The woman wearing it was loading groceries into the back of her car and when she leaned over, the piercing waved back and forth in front of her eye.

It must be very distracting, having something constantly in and out your line of vision, hovering at the edge of your eyesight all the time.

But then I’m a little squeamish when it comes to piercings.

Earrings don’t bother me. I have three holes in one ear and two in the other, although I usually only wear one pair of earrings.

Those earrings that you make bigger and bigger until you have a giant hole in your earlobe kind of freak me out, though.

And I’m not a fan of earrings that go all the way up the ear. You know, around the top. That’s all cartilage, not just skin. It’s got to hurt.

Maybe that’s my problem with other piercings too. They look like they would cause a lot of pain, at least at first. The nostril is very sensitive. And it hurts like hell when you bite your tongue. Why would you purposefully cause yourself that much pain?

Plus nose rings and tongue rings just seem unsanitary. What happened when you blow your nose or eat?

Yuck. I don’t even like to think about it.

At least nothing else happens with the earlobes. They’re just hanging there.

The same with eyebrows, I guess. An eyebrow piercing is just a little more in your face, pun intended.

While I can’t imagine myself with any strange piercings, I have always kind of wanted a tattoo.

Nothing big. I don’t really care for those full sleeve tattoos. But a nice little one somewhere discrete seems kind of cool.

Once I even went so far as to have my hand on the doorknob of the entrance to a tattoo parlor, but three things stopped me.

First, I don’t know what design I’d get.

I don’t have any one thing that I love so much I’d like it permanently pictured on my body.

My cats? I love them, but I can’t see having a cat tattoo. I love theater, but the comedy and tragedy masks are too cliché. The same with music notes. I’ve never seen a book tattoo, but it sounds kind of boring. Books aren’t very picturesque really.

And even if I could figure out what I wanted, I could never decide where it would go.

I’m not daring enough to have it someplace really visible, like an arm or on my hand.

I once did a henna tattoo on my hand.
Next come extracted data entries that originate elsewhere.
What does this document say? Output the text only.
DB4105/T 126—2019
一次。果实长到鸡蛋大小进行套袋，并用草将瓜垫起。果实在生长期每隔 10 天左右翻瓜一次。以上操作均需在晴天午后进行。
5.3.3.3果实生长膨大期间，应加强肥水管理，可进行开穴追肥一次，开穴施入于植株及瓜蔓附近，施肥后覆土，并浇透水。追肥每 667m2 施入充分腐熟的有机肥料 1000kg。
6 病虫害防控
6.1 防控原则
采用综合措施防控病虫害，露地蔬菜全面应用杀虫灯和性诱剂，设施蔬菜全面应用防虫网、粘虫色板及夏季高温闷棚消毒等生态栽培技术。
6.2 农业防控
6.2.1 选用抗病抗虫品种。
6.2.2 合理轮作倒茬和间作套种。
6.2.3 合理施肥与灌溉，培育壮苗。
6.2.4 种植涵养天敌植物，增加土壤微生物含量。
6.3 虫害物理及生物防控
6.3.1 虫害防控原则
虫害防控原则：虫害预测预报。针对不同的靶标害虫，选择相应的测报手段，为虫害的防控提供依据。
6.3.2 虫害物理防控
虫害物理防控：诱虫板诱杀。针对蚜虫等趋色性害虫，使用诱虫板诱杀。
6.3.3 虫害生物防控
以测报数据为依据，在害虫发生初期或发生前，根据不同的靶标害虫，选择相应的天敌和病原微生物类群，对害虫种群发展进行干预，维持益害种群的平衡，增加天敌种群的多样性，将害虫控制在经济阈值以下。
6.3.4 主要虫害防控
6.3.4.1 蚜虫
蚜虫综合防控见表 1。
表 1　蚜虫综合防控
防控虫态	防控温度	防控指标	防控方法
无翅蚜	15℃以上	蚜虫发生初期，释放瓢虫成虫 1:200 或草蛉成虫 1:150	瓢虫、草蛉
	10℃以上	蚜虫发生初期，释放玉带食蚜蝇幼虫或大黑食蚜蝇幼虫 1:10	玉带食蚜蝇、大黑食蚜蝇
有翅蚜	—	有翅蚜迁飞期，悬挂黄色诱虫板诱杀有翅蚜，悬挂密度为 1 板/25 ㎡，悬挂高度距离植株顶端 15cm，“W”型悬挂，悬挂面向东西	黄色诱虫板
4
It looked really cool, but I was embarrassed by it when I was in a professional setting. I found myself hiding my hand under the table. Thank goodness it was my left hand.

I could do something on my shoulder. I never wear anything sleeveless, so it wouldn’t show. But I also couldn’t see it. And if I’m going to have a tattoo I want to be able to admire it.

The ankle is a good place, I guess. A lot of people have ankle tattoos.

A couple of years ago I went to a big country fair. The kind with a midway full of games and booths that sold airbrushed tattoos.

I had a viney, flowery thing done on the inside of my foot, along the arch.

I really liked the way it looked. It was kind of an elegant place for a tattoo, if tattoos can ever be called elegant.

I even got comments on it when I wore sandals.

When I was having it painted on, I told the woman that I thought that was a great place for a tattoo.

She had a lot of real tattoos and she responded, “A real tattoo right there would hurt like hell.”

And that’s my third reason for not getting a tattoo. I’m scared of the pain.

I’m not afraid of needles. I’m not like my mother who can’t watch when she’s getting a flu shot or having blood drawn.

I sit right there and watch the needle go in and the blood come out. I don’t even blink.

But that’s one needle prick and a tattoo is lots of needle pricks.

What if you got a quarter or halfway through and couldn’t stand it. You’d be stuck with a quarter or half a tattoo.

And I’ve heard that you’re not supposed to drink before you get a tattoo because that thins your blood and you bleed more. But that might be an old wives tale.

So I guess I’ll stay my boring self, sans piercings and tattoos.


I heard on public radio today that Supreme Court Justice Clarence Thomas hasn’t spoken in court since 2006, except to occasionally deliver an opinion. He hasn’t asked a single question during arguments in six years.

This flabbergasts me.

I’m not a big talker. When I attend meetings, I’m often the person who doesn’t express an opinion or ask a question. Instead I think about everything being said and process it later.

Maybe Justice Thomas is like me. Maybe he needs to consider what has been said before he can respond or even come up with a question to ask.

It seems to me, however, that some question must have popped into his head in the past six years. I hope it has anyway. I mean how can anyone sit through all that lawyer talk and not have one question?

He says that he relies more on the written briefs than oral arguments and that he thinks the oral arguments are completely unnecessary. He calls them a side show.

But he and his colleagues are answering some of the biggest questions facing this nation. I’d feel better if he were engaged enough to ask a question once in a while.

And if he’s not going to talk, I hope he’s at least listening.